Die Deutsche Umwelthilfe (DUH) hat in ihrem Hitze-Check 195 deutsche Städte untersucht und Offenburg als die am schlechtesten auf Hitzewellen vorbereitete Stadt eingestuft.

Methodik des Hitze-Checks

Die DUH bewertete in diesem Jahr alle 195 deutschen Städte mit mehr als 50.000 Einwohnern. Neben der sommerlichen Durchschnittstemperatur, der Bevölkerungsdichte, der Größe von Grünflächen und dem Versiegelungsgrad flossen zwei neue Kategorien in die Auswertung ein: die prozentuale Veränderung der Versiegelung seit 2018 sowie die sogenannte Baumüberschirmung, also der Anteil der Stadtfläche, der von schattenspendenden Bäumen bedeckt ist. Mit diesen vier bzw. sechs Elementen bildet die Umweltorganisation den Hitzebetroffenheitsindex.

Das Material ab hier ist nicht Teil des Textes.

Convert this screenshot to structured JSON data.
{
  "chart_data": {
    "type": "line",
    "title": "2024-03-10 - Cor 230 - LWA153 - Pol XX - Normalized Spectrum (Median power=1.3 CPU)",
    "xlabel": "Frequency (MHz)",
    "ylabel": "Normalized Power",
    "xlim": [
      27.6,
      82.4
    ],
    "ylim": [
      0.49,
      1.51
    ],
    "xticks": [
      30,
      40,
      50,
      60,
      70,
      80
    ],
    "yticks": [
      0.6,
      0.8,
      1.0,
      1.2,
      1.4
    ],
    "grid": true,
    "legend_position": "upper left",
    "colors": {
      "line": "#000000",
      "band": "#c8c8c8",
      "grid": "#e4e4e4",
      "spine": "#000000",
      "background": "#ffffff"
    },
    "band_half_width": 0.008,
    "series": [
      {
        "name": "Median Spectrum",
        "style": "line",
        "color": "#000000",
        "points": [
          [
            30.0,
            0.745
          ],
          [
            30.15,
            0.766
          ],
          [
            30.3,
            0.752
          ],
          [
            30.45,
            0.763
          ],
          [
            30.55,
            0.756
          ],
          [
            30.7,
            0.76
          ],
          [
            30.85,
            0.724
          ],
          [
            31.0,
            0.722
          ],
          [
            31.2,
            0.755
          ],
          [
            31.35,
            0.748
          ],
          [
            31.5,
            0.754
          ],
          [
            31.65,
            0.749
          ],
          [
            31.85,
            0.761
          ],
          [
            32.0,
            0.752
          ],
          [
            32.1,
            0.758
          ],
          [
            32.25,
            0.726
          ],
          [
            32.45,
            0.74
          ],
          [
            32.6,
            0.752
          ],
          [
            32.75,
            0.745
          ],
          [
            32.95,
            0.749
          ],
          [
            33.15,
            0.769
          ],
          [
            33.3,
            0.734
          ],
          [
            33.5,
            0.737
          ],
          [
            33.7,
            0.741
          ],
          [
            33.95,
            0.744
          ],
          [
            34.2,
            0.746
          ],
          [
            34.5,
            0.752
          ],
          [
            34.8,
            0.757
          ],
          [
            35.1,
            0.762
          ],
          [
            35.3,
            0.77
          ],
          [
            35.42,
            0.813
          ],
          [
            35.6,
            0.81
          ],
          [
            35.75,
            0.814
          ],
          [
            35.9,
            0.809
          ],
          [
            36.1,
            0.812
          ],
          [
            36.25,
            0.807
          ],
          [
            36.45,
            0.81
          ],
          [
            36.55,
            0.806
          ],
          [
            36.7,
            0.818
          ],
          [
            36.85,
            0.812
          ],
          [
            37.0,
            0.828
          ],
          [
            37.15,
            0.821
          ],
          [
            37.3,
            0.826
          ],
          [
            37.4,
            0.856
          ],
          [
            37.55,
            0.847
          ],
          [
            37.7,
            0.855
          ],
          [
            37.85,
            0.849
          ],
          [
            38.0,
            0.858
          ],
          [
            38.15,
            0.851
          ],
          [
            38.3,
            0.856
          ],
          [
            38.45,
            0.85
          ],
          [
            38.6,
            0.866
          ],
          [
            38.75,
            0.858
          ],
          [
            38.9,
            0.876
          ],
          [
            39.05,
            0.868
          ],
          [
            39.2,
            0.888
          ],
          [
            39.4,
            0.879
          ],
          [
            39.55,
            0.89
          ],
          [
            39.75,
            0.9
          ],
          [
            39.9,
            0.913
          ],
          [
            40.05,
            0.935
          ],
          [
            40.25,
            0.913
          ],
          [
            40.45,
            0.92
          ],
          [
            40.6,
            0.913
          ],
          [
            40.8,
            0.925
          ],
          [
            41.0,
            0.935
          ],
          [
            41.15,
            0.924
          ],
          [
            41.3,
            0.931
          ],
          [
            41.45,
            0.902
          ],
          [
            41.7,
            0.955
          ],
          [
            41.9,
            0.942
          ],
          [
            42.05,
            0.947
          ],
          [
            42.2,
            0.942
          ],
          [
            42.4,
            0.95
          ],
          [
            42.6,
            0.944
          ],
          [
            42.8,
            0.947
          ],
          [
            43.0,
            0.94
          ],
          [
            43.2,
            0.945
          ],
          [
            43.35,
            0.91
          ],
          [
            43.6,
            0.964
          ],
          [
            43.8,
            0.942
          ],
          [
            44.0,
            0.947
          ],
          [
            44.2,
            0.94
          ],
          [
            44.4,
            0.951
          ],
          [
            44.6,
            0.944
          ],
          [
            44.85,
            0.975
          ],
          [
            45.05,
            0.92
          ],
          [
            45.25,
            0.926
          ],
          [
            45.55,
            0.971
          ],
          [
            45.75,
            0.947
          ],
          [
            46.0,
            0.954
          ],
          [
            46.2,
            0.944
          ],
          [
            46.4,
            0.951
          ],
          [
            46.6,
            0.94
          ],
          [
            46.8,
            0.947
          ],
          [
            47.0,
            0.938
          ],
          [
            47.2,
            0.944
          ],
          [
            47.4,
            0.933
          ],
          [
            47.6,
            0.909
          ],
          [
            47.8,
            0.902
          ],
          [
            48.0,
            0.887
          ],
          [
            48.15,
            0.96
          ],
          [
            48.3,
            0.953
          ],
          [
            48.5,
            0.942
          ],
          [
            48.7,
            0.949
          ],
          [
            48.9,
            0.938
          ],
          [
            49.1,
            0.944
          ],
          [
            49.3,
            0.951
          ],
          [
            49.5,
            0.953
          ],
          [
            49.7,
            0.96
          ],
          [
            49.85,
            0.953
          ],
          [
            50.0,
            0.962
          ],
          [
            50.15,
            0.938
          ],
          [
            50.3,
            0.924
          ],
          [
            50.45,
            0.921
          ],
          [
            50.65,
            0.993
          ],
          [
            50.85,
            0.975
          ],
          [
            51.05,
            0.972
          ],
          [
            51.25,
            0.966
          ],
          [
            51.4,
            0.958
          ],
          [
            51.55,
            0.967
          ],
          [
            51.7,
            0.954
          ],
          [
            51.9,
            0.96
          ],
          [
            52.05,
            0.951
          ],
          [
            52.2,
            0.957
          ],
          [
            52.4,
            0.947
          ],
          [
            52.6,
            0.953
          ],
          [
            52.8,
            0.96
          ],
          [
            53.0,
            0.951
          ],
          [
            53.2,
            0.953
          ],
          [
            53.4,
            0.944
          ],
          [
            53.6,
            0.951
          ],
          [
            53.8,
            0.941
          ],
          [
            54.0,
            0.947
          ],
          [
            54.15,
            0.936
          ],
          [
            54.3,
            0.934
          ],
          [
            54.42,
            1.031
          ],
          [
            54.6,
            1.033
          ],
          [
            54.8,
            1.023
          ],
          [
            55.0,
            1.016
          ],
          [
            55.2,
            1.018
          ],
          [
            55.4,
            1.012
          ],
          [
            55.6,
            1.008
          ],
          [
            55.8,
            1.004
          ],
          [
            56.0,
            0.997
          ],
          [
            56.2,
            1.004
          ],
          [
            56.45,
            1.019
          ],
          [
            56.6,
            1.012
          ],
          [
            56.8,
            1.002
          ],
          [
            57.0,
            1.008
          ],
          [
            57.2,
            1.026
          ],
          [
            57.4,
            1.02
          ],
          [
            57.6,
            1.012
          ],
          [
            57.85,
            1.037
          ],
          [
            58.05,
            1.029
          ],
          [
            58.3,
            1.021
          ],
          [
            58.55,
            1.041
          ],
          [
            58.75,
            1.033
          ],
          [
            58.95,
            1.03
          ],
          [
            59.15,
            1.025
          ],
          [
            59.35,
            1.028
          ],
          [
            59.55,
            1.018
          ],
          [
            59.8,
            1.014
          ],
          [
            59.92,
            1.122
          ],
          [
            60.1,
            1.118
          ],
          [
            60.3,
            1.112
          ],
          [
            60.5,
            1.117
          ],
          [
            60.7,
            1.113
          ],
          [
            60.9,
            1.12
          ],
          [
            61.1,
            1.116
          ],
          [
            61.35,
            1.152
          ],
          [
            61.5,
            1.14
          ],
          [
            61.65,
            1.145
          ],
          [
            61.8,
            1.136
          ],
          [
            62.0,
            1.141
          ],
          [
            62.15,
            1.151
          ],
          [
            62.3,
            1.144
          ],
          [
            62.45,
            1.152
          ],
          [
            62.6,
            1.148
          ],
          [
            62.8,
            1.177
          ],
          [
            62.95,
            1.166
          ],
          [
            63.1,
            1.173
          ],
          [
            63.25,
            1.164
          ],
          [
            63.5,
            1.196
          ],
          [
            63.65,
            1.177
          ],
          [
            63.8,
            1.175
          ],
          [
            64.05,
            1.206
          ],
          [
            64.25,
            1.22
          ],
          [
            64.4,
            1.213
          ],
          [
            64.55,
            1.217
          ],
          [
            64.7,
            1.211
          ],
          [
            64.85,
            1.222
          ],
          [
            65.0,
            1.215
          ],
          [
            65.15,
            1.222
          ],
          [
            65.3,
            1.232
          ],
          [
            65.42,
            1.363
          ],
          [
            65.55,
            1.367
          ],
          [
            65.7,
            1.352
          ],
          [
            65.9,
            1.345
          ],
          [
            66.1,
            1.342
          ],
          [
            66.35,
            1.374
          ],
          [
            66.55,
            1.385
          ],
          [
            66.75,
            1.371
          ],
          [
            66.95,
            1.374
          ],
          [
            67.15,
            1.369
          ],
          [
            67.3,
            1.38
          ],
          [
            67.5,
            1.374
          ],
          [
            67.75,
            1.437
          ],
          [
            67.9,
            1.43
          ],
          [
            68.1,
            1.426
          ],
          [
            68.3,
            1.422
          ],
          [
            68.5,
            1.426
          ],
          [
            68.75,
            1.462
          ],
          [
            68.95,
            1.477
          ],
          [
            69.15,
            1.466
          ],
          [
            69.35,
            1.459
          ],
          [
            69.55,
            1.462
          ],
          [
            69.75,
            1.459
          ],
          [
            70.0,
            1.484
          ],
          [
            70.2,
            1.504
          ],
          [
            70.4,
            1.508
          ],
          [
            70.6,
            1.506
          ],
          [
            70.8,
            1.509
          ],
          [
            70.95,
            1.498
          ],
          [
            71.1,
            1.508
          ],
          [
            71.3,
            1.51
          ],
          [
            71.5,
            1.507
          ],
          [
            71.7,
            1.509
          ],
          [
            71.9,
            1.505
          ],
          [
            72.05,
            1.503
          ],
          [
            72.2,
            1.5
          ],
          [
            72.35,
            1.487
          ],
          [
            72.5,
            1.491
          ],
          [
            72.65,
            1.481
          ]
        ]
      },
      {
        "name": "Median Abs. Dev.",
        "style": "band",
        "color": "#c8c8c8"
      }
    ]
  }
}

Offenburg landete gemeinsam mit Lahr und Mannheim, drei Städten aus Baden-Württemberg, auf den letzten Plätzen. Besonders schlecht schnitt Offenburg bei der Baumüberschirmung ab: Sie beträgt dort nach Angaben der DUH nur knapp 13 Prozent. Mannheim, das bereits im Vorjahr das Schlusslicht bildete, erhält weiterhin die schlechtesten Noten im Hitzebetroffenheitsindex.